Poza tym niechęć do świętowania tego typu wydarzeń wiąże się też z moją kokieterią. Bo ogłosiłem, że nie obchodzę jubileuszu, ale jak ktoś nie zauważył, to miałem pretensję. Mówię to półżartem, ale złapałem się na tym, że tak było.

Oczywiście 250 lat Teatru Narodowego to nie są urodziny tatusia albo babci. To jest podsumowanie dwu i pół wieku udziału teatru w życiu publicznym, społecznym, politycznym. Myślę, że z tym jubileuszem jest jak np. z filmem "Katyń". Nie ma co dyskutować. To jest powinność.

To podsumowanie 250 lat funkcjonowania instytucji teatru, która została powołana, żeby służyć narodowi. Teatr Narodowy ma nie tylko bawić ludzi, ale stwarzać rzeczywistość, dawać przestrzeń intelektualną, myślową, inspirować, dotykać, ale nie pouczać. Mówi się, że teatr jest takim papierkiem lakmusowym - to tu najszybciej odbijają się nastroje społeczne: widać gusta, zainteresowanie widzów, zmiany konwencji, gatunków, języka porozumienia.

A czy jubileusz służy Teatrowi Narodowemu? Na pewno, chociażby dlatego, że media zainteresowały się sceną. Że publiczność, która niekoniecznie chodzi do teatru, dowie się o jubileuszu, może zechce nas odwiedzić, choćby podczas festynu.

Jednym z elementów obchodów będzie też specjalna edycja Festiwalu Spotkanie Teatrów Narodowych. Zaproszone teatry przywiozą do Warszawy inscenizacje polskich dramatów?

- Naszym marzeniem było, żeby każdy z zaproszonych teatrów narodowych z Europy przywiózł do Warszawy spektakl według polskiej sztuki. Nie w pełni to się udało - teatr ze Sztokholmu miał pokazać "Operetkę" Gombrowicza, ale okazało się to niemożliwe. Myślę, że spotkanie z polską dramaturgią interpretowaną przez twórców z innych krajów, spojrzenie na nią z innej perspektywy, będzie ciekawe dla naszych widzów.

Podczas festiwalu odbędzie się też sympozjum, które dla teoretyków i znawców teatru zapowiada się bardzo interesująco. Na prelekcje i dyskusje przyjedzie kilkudziesięciu dyrektorów teatrów narodowych ze świata, nie tylko z Europy.
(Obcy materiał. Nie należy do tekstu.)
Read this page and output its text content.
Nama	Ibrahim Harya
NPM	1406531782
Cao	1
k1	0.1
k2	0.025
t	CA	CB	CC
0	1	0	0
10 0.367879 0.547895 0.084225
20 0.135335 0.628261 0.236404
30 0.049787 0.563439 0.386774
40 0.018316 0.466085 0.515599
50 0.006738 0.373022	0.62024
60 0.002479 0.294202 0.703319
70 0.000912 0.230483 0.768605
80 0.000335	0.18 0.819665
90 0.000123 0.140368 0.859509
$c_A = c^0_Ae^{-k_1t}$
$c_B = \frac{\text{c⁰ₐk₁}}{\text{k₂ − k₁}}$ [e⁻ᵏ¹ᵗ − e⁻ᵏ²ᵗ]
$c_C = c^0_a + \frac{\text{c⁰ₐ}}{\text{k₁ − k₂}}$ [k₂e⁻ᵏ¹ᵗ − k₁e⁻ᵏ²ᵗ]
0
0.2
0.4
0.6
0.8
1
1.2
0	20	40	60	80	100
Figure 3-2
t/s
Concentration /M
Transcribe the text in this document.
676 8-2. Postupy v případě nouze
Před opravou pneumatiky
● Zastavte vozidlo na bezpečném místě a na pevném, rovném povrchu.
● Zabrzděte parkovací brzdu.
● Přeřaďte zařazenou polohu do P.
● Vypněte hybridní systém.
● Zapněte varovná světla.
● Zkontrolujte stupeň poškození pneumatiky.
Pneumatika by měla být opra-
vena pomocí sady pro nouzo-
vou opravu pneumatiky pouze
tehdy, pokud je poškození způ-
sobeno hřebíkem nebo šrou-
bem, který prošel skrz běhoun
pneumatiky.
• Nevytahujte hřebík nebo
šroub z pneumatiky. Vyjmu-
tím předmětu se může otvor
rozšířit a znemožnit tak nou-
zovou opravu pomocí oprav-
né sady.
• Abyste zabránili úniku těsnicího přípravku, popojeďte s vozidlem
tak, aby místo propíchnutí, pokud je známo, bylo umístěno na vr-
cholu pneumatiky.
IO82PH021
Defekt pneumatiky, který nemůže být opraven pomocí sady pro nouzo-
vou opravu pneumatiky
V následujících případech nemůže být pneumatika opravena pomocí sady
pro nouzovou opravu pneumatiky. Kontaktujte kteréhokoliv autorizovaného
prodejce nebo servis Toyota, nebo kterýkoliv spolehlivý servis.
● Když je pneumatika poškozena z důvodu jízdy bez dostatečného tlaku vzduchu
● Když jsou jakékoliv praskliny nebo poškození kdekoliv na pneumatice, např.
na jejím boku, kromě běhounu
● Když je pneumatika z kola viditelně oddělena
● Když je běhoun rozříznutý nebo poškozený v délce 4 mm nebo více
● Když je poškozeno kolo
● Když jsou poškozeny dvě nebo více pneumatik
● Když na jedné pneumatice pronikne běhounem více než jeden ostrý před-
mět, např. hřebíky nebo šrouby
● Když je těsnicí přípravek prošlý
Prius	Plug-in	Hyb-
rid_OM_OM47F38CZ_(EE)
Odbędą się trzydniowe obrady na temat roli i statusu posłannictwa teatru narodowego w świecie współczesnym.

***

FESTYN TEATRALNY "WSZYSTKO GRA!" [PROGRAM]

NAMIOT TEATRU NARODOWEGO

*"Sen muzyka granie bajka" - spektakl muzyczny.

Utwory muzyczne, piosenki i pieśni z przedstawień Teatru Narodowego po roku 1997. Kompozycje Stanisława Radwana, Macieja Małeckiego czy Grzegorza Turnaua usłyszymy w wykonaniu aktorów Sceny Narodowej z towarzyszeniem zespołu muzycznego pod dyrekcją Mirosława Jastrzębskiego i Andrzeja Perkmana. Autorem scenariusza i reżyserem spektaklu jest Marcin Przybylski. Wystąpią m.in.: Ewa Konstancja Bułhak, Anna Chodakowska, Monika Dryl, Beata Fudalej, Kinga Ilgner, Paulina Korthals, Magdalena Warzecha, Bartłomiej Bobrowski, Karol Dziuba, Arkadiusz Janiczek, Grzegorz Małecki, Paweł Paprocki, Piotr Piksa, Marcin Przybylski, Jerzy Radziwiłowicz, Mateusz Rusin, Zbigniew Zamachowski.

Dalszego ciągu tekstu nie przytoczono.